Some libertarians might think that epidemics and the panic associated with them might be some kind of government scam. Yes, government can and will exploit crises, maybe using them to accomplish its own ends more so than even solving the problem. However, an anarcho-capitalist world would certainly respond to severe epidemics.
In anarcho-capitalism, authority does in fact exist. Private authority. A mall owner can close the mall. A train company can close the train. A neighborhood organization can define the terms by which people use common property like roads. Rights Protection Agencies would have sufficient cause to track down and isolate infected persons who are bucking a quarantine since there is provable harm they might cause to others.
These organizations might rely on expert advice. It’s likely that health insurance companies would give big money to a diverse variety of epidemiologists so that disease outbreak can be prevented or mitigated. Imagine the costs savings of effective prevention and containment. The airline industry would have nothing on insurers. Insurers would not primarily be thinking of the, “stability of the fragile fiat financial system”.

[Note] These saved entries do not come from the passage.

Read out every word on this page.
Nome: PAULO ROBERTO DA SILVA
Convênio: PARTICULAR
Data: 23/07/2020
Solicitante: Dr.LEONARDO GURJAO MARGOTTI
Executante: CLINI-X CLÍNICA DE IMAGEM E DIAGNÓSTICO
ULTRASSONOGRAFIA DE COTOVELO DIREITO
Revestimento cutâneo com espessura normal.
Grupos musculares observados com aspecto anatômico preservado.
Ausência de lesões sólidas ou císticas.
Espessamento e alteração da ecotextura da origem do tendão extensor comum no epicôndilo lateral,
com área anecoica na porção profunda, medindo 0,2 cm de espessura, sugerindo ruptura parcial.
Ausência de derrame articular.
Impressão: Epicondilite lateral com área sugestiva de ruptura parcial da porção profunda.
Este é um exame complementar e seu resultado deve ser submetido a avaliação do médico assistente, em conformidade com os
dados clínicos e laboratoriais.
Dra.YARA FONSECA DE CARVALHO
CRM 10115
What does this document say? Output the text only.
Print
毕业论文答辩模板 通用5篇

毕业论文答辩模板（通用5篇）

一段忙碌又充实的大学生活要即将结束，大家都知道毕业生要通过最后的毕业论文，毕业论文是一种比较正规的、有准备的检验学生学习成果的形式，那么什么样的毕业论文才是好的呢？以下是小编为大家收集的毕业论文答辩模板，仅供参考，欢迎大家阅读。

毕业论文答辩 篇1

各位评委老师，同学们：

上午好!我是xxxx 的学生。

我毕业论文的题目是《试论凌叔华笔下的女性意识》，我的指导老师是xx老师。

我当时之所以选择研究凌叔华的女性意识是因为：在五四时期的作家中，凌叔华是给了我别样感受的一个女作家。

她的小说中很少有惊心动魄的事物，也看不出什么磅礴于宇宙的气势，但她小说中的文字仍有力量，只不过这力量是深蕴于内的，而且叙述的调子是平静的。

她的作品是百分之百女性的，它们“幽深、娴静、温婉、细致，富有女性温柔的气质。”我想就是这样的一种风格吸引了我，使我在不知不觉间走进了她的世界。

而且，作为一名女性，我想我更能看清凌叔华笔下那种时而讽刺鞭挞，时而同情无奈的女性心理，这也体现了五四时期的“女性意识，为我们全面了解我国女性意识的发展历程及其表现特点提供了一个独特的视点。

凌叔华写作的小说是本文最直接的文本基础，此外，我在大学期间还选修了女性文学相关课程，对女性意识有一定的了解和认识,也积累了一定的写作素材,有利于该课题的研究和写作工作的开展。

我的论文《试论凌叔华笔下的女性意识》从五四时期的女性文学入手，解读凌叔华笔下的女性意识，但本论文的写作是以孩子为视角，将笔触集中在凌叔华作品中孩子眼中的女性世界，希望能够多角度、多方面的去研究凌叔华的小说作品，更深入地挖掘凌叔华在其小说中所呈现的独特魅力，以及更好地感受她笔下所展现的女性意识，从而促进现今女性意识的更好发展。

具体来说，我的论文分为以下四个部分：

The main difference between this system and a government system is that, in anarcho-capitalism, the conclusions of the New York Insurance Committee On Disease Outbreak – for example – would not necessarily lead to someone coming out to your house in small-town Kentucky to bar you from traveling. Or, you could have three or four opinions on disease response and different communities and regions can respond in kind.
Sure, leftists in particular would be aghast at this solution. “You want us to trust a for-profit board to make public health decisions, noooo!” they might say. Even so, in the theoretical solution, you still have someone with authority making decisions that affect public health concerning the containment of disease.
What should libertarians, therefore, think about government? For one, the government can be thought of as a private entity that owns property. Therefore, even a libertarian can reasonably support the idea of government closing its own property: public transit, access to public parks, closing schools, and so forth. Locking you in your home is another thing.
Government chooses to regulate health care and hospitals. As a consequence, government has an obligation to manage a disease outbreak responsibly. Bad policy is subject to scrutiny, both after a crisis, but also during the ramp up to the crisis. Even if you believe that the public ought to simply obey policy in the midst of a crisis, the former remains true. There is no major outbreak of novel coronavirus outside of China – yet – no major containment protocol either. While there is room for overreaction, there is no environment yet for major panic. Thus, the public absolutely has a right to have an adversarial relationship with public health authorities at the moment, and the media, regarding transparency and response.
Of particular harm is the government monopolizing information about an outbreak. Not only are they attempting to monopolize the response, they are also preventing others from responding rationally, by preventing useful information from releasing. This is troubling. Even if the “analysis” department gets everything right about a virus, the “execution” department could still screw up. If the “analysis” department is wary of pseudo-science, fine. However, they should not conceal their conclusions and data from the public.
We can reasonably conclude that WHO is compromised politically, at least a little bit. In spite of sufficient evidence to be skeptical of some of what WHO says, clowns in the media and online insist that only the WHO should be allowed to provide information about the new coronavirus. That’s the worst aspect of the new situation.
If we don’t trust a variety of for-profit insurance companies to protect their bottom lines from disease outbreaks, then how do we trust these jet-setting bureaucrats at WHO on the dime of the CCP and big Pharma? Ridiculous.
In conclusion, radical libertarians should be concerned about epidemics. Major coordinated public health efforts by authorities (private), would be part of an anarcho-capitalist world. Libertarianism would not be against containment protocol of a certain nature. As such, in my opinion, for the government to close access to public property as a containment measure seems reasonable to me as a libertarian. I also expect the government to competently fulfill the public health role it has accrued to itself by regulating healthcare. However, libertarians should reject narratives that insulate the government’s public health measures from scrutiny. Concealment of information is also an indefensible sin.
America, despite the New Deal and WWII, is not a Soviet style society. The public cannot and should not be coordinated via top-down fiat. In any event, this would fail. Public health officials should not rely on the National Guard and secrecy to contain a disease outbreak. Instead, getting accurate information out to competent middle class Americans in a timely manner would probably be the most effective way to mitigate a disease outbreak. Too bad these Americans have been systematically economically and culturally persecuted by Maoists in academy and politics since the 1970s.